The person featured in the above article has a blog, charmingly called Rowdy Kittens, and she has lots of great tips and links to get you on the path to simplicity.
One of the things from the article that I really liked was the emphasis on experiences over possessions. Taking a vacation with your family, say, instead of buying a fancy new car/large-screen TV/etc. We (as a society) are so deeply entrenched in consumer culture that we don't even notice it anymore. I really only started noticing my own tendencies when I didn't have the cash to do it anymore. I didn't think I was that much of a shopper, and compared to most people I know (coworkers, family, neighbors) I wasn't, but I did shop more than I needed to, and bought things I didn't really need, and haven't really used.
Yes, I am sick and tired of my wardrobe, but it's rather more than an awful lot of people have, and there's nothing really wrong with it. Sure, I could use some new shoes that aren't beat up/stained/worn, but the ones I have are serviceable. And so on.

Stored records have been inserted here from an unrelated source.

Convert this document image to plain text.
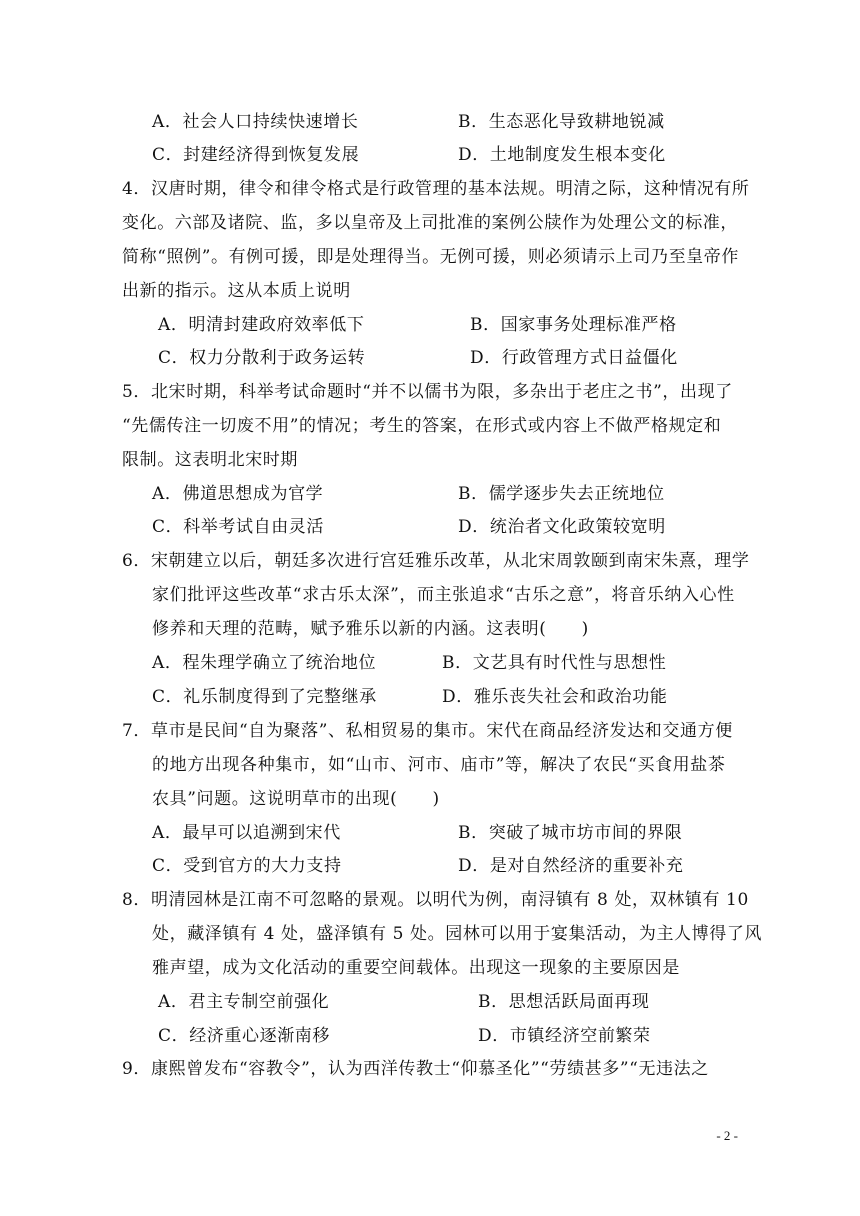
A．社会人口持续快速增长	B．生态恶化导致耕地锐减
C．封建经济得到恢复发展	D．土地制度发生根本变化
4．汉唐时期，律令和律令格式是行政管理的基本法规。明清之际，这种情况有所
变化。六部及诸院、监，多以皇帝及上司批准的案例公牍作为处理公文的标准，
简称“照例”。有例可援，即是处理得当。无例可援，则必须请示上司乃至皇帝作
出新的指示。这从本质上说明
A．明清封建政府效率低下	B．国家事务处理标准严格
C．权力分散利于政务运转	D．行政管理方式日益僵化
5．北宋时期，科举考试命题时“并不以儒书为限，多杂出于老庄之书”，出现了
“先儒传注一切废不用”的情况；考生的答案，在形式或内容上不做严格规定和
限制。这表明北宋时期
A．佛道思想成为官学	B．儒学逐步失去正统地位
C．科举考试自由灵活	D．统治者文化政策较宽明
6．宋朝建立以后，朝廷多次进行宫廷雅乐改革，从北宋周敦颐到南宋朱熹，理学
家们批评这些改革“求古乐太深”，而主张追求“古乐之意”，将音乐纳入心性
修养和天理的范畴，赋予雅乐以新的内涵。这表明(　　)
A．程朱理学确立了统治地位	B．文艺具有时代性与思想性
C．礼乐制度得到了完整继承	D．雅乐丧失社会和政治功能
7．草市是民间“自为聚落”、私相贸易的集市。宋代在商品经济发达和交通方便
的地方出现各种集市，如“山市、河市、庙市”等，解决了农民“买食用盐茶
农具”问题。这说明草市的出现(　　)
A．最早可以追溯到宋代	B．突破了城市坊市间的界限
C．受到官方的大力支持	D．是对自然经济的重要补充
8．明清园林是江南不可忽略的景观。以明代为例，南浔镇有 8 处，双林镇有 10
处，藏泽镇有 4 处，盛泽镇有 5 处。园林可以用于宴集活动，为主人博得了风
雅声望，成为文化活动的重要空间载体。出现这一现象的主要原因是
A．君主专制空前强化	B．思想活跃局面再现
C．经济重心逐渐南移	D．市镇经济空前繁荣
9．康熙曾发布“容教令”，认为西洋传教士“仰慕圣化”“劳绩甚多”“无违法之
- 2 -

I've been doing some inner work that nicely ties in with this, I think. I've been working on forgiveness. Forgiving everyone, and I mean everyone, both past and present, for anything they've done that has hurt me in any way. That's harder than I thought it would be, especially when someone continues to hurt me after I've forgiven them. Forgiving myself is just as difficult. But I have to, in order to move on. The rut I'm in is as much my own making as not. Probably more.
So, every day I will be doing something, anything, to reduce the clutter in my life. Start small, keep at it: that's my new motto.